Notice again what Peter wrote about Noah and his family at the end of verse 20. He said:
In it only a few people, eight in all, were saved through water.
Whenever he said ‘in it’, he was referring to the ark, which was the means of their deliverance from the flood. Without the ark, Noah and his family would have drowned like everyone else; and the only way for them to be safe from the flood, was by entering the ark. Well, whenever we bring a child to be baptised, or whenever a believing adult is baptised, we confess two things: firstly, just as the people in Noah’s day deserved to be destroyed because of their sins, so we too deserve to be condemned for our sins; but secondly, just as Noah and his family were delivered by the ark, so we’re looking to the Lord Jesus, and we’re trusting in him to deliver us and our children from the punishment we deserve. So, when someone is being baptised, it’s not about removing dirt from the body. Do you see how Peter rules that out in verse 21? Instead, it’s about looking to God to give us a good conscience. And that means we’re looking to God to cleanse our conscience and to forgive our sins for the sake of Christ who died for us, so that when the day of judgment comes, Jesus Christ will carry us safely through.
So, that’s how I interpret this verse: Peter refers to baptism because baptism points us to Christ who alone is able to save us from the coming day of judgment. But why does Peter say this here? Well, he’s been referring to Noah who was saved from the flood by entering the ark. And he wants to press home to his readers — and that means he wants to press home to us — that the only way to be saved from the coming day of judgment is by turning to Christ. And perhaps we’re only few in number, as Noah and his family were only few in number; nevertheless, just as Noah and his family were saved, so we too will be saved if we trust in him.
Verse 21 ends with a reference to the Lord’s resurrection. And in verse 22 Peter goes on to refer to the Lord’s ascension to heaven, where he now sits at his Father’s side. And look: angels, authorities and powers — whatever other powers there may be — are in submission to him. He rules over all things, in heaven and on earth. And that’s important for Peter’s readers to know: they needed to be re-assured that though the world was against them, and though it seemed the Devil and all his demons were against them, nevertheless Christ their Saviour rules over all; and he will watch over them and help them and strengthen them to stand firm against everyone who stood against them. And in every generation, whenever believers are afraid, and whenever they wonder what the future holds, and whenever they worry how the church will survive when an unbelieving world is against us for what we believe, we need to remember and believe that Christ our Saviour is in heaven and rules over all and he’s the one who is able to help us.

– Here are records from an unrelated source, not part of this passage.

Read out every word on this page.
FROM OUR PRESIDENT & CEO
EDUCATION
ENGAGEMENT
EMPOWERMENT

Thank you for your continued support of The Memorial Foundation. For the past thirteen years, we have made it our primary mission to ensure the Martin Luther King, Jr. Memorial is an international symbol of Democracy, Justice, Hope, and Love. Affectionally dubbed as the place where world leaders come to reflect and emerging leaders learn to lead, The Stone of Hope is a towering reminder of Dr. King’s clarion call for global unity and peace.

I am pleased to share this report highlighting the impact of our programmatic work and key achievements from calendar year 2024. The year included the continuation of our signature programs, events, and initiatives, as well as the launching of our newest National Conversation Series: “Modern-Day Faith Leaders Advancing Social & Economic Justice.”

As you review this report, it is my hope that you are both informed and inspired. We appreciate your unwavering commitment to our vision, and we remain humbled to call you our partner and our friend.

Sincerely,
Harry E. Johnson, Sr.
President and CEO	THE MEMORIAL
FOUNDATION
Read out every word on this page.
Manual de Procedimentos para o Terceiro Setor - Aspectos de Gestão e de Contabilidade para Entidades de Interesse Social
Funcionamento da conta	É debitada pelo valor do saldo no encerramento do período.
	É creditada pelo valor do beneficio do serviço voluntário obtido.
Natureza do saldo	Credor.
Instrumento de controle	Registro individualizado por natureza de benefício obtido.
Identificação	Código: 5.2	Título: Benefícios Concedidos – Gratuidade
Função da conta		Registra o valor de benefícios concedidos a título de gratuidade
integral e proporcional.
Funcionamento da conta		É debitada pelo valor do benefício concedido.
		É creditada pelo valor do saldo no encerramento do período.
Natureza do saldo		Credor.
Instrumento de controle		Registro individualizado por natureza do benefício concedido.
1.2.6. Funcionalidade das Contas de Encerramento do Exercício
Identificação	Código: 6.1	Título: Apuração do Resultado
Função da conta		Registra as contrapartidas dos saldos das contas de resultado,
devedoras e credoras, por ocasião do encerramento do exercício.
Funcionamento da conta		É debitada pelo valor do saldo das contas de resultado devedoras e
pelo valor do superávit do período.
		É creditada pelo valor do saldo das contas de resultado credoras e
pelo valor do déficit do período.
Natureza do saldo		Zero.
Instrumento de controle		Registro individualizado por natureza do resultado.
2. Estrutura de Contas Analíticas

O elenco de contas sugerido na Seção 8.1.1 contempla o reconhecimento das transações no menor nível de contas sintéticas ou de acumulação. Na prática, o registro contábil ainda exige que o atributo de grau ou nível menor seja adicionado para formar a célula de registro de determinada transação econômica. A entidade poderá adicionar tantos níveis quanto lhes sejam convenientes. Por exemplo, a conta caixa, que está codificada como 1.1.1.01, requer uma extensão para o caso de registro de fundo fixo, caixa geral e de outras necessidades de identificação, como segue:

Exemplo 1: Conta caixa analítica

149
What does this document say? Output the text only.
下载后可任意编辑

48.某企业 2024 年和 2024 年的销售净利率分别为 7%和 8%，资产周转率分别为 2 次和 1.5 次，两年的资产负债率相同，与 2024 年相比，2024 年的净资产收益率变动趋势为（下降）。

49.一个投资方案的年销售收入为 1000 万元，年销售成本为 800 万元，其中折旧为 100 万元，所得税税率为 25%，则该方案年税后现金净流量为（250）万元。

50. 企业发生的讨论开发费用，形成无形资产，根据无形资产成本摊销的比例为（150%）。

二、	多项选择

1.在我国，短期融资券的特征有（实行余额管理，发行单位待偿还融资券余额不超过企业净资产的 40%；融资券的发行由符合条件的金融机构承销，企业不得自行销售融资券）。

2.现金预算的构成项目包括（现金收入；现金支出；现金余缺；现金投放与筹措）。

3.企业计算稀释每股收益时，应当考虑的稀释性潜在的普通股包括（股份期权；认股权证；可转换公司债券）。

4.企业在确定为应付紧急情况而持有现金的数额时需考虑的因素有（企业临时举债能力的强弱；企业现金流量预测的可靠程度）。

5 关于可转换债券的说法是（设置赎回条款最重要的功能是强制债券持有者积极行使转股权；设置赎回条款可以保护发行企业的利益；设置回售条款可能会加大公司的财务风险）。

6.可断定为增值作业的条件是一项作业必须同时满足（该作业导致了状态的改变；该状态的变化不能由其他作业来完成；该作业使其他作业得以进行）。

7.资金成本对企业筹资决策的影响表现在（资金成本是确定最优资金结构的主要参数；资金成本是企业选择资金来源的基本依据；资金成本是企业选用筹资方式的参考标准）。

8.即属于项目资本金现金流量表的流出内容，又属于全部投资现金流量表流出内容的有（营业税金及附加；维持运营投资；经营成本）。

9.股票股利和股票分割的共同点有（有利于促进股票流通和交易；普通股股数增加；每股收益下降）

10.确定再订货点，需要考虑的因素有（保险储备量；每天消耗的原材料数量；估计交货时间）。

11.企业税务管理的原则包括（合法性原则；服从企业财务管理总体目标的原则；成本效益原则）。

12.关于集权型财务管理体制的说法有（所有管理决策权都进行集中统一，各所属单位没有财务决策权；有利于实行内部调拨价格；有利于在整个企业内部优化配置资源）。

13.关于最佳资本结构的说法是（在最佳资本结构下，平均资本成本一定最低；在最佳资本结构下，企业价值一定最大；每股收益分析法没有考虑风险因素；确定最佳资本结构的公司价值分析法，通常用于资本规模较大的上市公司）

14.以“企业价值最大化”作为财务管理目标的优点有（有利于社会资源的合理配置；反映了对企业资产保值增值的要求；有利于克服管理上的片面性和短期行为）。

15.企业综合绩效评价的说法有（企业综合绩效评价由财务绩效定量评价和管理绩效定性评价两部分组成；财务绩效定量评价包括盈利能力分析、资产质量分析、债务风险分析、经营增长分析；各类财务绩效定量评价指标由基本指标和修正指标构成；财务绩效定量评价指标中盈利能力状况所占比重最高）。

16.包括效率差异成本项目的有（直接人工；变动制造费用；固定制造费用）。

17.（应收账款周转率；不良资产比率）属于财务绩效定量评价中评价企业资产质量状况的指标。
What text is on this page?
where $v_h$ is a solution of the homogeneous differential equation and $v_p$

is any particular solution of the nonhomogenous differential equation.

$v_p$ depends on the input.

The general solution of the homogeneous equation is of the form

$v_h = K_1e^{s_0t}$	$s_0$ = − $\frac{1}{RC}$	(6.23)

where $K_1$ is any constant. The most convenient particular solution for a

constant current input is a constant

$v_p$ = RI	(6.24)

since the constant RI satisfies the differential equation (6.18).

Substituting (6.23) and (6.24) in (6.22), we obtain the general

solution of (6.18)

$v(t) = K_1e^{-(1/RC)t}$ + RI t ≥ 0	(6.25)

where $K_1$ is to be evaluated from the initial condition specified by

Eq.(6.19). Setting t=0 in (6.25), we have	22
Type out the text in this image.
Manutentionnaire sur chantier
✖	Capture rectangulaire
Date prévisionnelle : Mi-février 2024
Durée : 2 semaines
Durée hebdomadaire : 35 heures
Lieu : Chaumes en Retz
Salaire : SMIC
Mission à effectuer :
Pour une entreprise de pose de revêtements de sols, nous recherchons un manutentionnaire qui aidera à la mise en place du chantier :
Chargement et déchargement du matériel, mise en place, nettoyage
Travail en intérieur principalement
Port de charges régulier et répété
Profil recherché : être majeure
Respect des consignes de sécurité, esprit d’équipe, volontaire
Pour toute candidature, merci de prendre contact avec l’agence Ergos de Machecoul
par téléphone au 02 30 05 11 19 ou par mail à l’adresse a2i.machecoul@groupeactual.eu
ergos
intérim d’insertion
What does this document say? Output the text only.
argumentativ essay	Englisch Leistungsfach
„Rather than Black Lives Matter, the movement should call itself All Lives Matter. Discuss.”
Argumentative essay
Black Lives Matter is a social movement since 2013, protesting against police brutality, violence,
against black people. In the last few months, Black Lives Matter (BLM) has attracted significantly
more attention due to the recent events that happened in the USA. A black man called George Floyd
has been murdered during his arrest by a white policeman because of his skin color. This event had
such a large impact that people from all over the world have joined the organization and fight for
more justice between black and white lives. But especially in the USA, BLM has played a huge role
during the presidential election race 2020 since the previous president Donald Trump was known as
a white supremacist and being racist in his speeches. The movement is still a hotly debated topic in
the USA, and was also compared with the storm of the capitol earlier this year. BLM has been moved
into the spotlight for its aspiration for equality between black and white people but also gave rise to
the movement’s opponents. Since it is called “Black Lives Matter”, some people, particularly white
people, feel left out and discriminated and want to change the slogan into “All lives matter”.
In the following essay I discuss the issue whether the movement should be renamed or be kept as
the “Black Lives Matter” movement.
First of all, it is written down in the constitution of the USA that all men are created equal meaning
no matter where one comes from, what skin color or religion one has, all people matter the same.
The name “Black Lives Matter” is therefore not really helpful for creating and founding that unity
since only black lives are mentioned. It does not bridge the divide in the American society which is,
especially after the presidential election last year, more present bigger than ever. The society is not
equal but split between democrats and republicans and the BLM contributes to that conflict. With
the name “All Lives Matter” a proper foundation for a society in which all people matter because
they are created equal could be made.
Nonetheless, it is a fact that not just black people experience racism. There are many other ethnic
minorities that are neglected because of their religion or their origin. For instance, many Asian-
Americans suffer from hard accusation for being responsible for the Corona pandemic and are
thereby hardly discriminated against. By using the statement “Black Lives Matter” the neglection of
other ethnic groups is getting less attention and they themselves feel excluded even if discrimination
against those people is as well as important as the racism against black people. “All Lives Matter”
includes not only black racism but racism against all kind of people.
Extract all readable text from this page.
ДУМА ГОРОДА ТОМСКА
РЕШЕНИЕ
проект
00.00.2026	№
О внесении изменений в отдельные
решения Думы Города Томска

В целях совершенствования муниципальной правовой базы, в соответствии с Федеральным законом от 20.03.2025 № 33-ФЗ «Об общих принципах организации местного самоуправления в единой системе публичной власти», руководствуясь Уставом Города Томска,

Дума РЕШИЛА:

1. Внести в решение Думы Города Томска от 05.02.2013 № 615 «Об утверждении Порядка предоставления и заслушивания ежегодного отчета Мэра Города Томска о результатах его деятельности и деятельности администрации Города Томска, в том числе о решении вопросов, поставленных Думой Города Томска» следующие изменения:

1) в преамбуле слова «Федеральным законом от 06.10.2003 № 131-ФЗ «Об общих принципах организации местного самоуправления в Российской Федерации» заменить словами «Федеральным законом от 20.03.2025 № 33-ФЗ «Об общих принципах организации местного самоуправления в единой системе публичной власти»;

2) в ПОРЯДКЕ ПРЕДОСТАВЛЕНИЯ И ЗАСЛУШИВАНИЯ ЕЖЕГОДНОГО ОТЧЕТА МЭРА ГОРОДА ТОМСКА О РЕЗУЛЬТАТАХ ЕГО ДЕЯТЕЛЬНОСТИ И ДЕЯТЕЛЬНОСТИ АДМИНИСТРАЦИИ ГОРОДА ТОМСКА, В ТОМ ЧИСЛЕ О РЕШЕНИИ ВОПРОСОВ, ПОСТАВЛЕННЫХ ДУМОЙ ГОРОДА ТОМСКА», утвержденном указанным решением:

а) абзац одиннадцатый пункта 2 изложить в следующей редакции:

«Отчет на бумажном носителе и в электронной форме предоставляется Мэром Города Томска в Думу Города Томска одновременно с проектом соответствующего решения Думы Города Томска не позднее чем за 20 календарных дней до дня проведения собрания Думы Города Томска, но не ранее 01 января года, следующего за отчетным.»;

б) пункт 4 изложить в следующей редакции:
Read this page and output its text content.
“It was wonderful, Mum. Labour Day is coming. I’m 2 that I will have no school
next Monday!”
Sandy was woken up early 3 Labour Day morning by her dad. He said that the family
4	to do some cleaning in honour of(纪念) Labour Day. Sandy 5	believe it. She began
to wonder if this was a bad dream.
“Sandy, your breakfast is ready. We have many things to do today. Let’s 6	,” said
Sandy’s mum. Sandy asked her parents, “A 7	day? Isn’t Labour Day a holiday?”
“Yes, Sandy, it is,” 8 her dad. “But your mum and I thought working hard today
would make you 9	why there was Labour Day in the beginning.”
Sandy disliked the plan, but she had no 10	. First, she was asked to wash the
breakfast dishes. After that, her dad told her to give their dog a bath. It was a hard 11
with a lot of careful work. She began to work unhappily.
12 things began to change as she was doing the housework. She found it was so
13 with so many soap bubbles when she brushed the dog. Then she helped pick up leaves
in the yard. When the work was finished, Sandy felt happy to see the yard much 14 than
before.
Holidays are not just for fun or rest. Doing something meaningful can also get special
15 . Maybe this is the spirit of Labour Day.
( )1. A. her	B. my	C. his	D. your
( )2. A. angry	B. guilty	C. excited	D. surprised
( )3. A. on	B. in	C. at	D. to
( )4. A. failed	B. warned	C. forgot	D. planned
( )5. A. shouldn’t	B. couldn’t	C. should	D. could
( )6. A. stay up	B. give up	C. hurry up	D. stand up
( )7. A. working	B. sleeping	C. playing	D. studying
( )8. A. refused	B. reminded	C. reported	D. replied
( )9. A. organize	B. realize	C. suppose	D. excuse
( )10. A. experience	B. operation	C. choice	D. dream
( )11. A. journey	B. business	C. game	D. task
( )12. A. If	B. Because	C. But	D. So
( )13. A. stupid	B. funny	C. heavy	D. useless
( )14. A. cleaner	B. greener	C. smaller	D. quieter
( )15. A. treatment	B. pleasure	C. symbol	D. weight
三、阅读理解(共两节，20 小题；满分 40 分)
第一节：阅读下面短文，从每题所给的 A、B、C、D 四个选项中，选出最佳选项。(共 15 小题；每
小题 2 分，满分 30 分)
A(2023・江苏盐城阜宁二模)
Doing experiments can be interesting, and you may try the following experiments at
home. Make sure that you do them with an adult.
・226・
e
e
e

And furthermore, we need to remember and believe that just as Christ our Saviour suffered and died for doing good, but afterwards was raised and exalted to heaven, so all who believe in him will also be raised like him and brought at last to our heavenly home. So, we may have to suffer for doing good now, in this life; but just as Christ died and was raised, so all who believe in him will be raised to live with him for ever in glory. So, there’s nothing for us to fear: in this life, we’re always under his protection; and when we die, we’ll be raised like him and will be brought with him into heaven.